With this in mind, O’Neil-Henry turns successively to Sue and Balzac. She notes that Sue’s career is often simply, or too quickly conflated with Les Mystères de Paris, so it is gratifying that she devotes her critical attention to Kernok le pirate (1830), Mathilde (1841), and Paula Monti (1842), showing that Sue attained his celebrity status a decade before the novel for which he is most often remembered. In her readings of these novels, she endeavors “to reconstruct Sue as an author who understood and capitalized on the developing literary field” (91). Moving from the maritime novel to the historical novel to the urban mystery, Sue proves to be “a well-connected author savvy about adapting his skills for marketable projects” (99). Just as he moved on from maritime novels at about the same moment that demand for them waned, he also abandoned social novels at the start of the Second Empire (116–17).

In her fourth chapter, O’Neil-Henry circles back to the opening one, noting that despite Balzac’s disdain for his contemporaries’ engagement with so-called industrial literature, he actually used many of the same strategies, including publishing works serially, borrowing from and recycling his own work, and contributing to the genre of panoramic literature (120). In a particularly fine section, O’Neil-Henry admirably traces three different versions of the same material by Balzac. By adapting material from his Physiologie de l’employé, Balzac makes Les Employés a much more hybrid text than its earlier version as La Femme supérieure; Balzac does this just at the height of the physiologie trend, showing that he became “more dependent on the style of the physiologie in his novel over its several versions, not surprisingly as the short texts became more commercially viable” (142–43). This hybridity recalls that of both panoramic literature and de Kock’s works, as O’Neil-Henry shows in earlier chapters.

This patient, readable, even-keeled study inscribes itself in the wake of scholarship on paralittérature (Marc Angenot), the roman populaire (Anne-Marie Thiesse), the bas-fonds and crime fiction (Dominique Kalifa), literature and the popular press (Marie-Ève Thérenty and Guillaume Pinson), and literary and cultural studies (Judith Lyon-Caen).

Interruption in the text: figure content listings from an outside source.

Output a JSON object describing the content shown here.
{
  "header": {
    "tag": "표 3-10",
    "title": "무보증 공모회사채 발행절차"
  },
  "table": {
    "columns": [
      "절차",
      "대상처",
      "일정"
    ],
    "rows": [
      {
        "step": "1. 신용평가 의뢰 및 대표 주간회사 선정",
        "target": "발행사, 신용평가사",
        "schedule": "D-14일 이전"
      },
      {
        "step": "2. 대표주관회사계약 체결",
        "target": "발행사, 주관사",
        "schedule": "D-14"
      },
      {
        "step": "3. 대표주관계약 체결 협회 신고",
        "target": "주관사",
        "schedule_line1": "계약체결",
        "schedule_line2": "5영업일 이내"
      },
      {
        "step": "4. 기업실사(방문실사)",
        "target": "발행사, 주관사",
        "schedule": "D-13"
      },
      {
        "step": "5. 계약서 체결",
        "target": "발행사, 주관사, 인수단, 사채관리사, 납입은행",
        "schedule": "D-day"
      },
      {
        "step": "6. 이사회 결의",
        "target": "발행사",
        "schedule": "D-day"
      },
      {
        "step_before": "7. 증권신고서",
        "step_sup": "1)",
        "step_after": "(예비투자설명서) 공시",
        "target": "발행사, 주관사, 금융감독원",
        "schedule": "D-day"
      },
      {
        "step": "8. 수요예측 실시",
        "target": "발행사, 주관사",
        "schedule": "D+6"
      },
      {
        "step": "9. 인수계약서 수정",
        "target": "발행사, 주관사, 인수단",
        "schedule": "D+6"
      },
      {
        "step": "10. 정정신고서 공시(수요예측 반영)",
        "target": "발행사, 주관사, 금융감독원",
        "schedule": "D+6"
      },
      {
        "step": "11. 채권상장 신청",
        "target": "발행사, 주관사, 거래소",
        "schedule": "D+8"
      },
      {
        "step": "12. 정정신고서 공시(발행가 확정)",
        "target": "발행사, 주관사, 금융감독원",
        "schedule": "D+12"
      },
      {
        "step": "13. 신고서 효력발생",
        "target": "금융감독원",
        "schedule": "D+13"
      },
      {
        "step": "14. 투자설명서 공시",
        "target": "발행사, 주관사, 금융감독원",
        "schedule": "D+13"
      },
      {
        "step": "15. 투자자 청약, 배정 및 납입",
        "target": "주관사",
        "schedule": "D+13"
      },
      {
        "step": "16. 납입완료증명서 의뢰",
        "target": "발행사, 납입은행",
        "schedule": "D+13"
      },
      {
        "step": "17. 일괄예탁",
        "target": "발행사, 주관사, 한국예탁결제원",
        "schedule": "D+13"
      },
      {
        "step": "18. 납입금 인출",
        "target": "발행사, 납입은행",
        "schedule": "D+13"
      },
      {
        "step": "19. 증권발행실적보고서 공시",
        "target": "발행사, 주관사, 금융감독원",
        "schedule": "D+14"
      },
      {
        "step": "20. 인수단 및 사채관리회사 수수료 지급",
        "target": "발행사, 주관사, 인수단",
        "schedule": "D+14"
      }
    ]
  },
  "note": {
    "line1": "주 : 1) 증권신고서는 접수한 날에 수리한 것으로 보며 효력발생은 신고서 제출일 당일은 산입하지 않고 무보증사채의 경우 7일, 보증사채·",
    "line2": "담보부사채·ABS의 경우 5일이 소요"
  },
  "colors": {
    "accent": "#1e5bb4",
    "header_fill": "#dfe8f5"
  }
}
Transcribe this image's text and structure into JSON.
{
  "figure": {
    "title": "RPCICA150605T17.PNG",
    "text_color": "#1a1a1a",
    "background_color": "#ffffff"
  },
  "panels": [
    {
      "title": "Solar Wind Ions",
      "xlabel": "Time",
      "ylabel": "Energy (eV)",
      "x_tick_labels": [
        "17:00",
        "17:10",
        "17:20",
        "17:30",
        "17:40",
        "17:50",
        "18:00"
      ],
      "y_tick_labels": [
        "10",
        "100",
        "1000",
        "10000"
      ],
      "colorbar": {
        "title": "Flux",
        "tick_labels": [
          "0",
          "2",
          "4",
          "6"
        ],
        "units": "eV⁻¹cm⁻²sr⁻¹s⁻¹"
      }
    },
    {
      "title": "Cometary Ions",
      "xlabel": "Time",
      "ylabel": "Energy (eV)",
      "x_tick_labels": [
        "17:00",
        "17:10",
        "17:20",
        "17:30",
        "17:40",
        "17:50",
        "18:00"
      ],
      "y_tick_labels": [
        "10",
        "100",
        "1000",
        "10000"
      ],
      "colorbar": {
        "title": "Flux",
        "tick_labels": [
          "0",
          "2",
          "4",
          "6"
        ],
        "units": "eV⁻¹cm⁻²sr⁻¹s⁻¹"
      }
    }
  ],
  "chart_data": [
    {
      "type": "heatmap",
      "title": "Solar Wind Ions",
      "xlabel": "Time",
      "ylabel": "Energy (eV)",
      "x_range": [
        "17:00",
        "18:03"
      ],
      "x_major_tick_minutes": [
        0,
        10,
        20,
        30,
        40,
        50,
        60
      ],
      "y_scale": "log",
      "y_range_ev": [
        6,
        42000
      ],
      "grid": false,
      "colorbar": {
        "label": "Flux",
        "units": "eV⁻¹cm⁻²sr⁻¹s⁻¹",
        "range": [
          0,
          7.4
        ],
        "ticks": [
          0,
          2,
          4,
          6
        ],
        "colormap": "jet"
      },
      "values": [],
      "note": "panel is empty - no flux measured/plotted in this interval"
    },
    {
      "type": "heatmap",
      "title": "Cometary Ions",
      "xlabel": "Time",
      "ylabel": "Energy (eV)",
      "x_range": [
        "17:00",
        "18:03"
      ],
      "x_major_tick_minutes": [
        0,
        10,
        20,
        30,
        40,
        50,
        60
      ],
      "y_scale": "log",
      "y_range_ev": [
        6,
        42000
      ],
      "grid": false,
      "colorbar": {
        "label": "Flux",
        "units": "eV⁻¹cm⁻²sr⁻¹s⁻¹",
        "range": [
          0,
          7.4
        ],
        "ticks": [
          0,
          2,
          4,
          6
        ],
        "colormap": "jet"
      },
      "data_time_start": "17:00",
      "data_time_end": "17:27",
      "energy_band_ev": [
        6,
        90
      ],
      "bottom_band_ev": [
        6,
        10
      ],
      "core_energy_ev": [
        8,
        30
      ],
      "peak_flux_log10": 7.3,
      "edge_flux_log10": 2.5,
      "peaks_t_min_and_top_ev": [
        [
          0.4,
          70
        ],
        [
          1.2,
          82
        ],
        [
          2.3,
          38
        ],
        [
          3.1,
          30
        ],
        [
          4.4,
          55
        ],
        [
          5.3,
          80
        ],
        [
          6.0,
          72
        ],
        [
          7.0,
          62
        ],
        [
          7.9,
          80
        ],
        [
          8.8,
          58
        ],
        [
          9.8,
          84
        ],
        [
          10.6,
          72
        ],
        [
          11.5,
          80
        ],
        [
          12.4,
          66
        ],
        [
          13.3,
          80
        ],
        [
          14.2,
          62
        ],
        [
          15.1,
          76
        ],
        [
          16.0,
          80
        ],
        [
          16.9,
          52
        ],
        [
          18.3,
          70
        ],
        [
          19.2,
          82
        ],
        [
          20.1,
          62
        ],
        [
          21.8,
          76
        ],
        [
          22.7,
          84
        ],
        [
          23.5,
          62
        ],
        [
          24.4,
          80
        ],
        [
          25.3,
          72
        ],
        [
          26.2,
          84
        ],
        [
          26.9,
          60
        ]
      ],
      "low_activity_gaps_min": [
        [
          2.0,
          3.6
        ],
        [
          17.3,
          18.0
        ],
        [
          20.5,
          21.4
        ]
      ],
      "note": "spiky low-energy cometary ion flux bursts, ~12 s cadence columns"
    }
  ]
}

O’Neil-Henry’s work makes valuable contributions on several fronts, and it would be of greatest interest to scholars studying the intersections of cultural studies and popular literature of the early to mid-nineteenth century. To a somewhat lesser degree, it will interest those studying the relationships between literature and the press, although this is not the author’s focus.

In writing about her authors’ mastery of the marketplace, O’Neil-Henry in turn demonstrates her own mastery of detail, distilling material from a variety of sources and marshaling it into the service of her focused argument with admirable lucidity. Mastery of the literary marketplace, O’Neil-Henry argues, consists not in following trends or dictating tastes, but in deft negotiations between practice, literary quality, and commercial viability.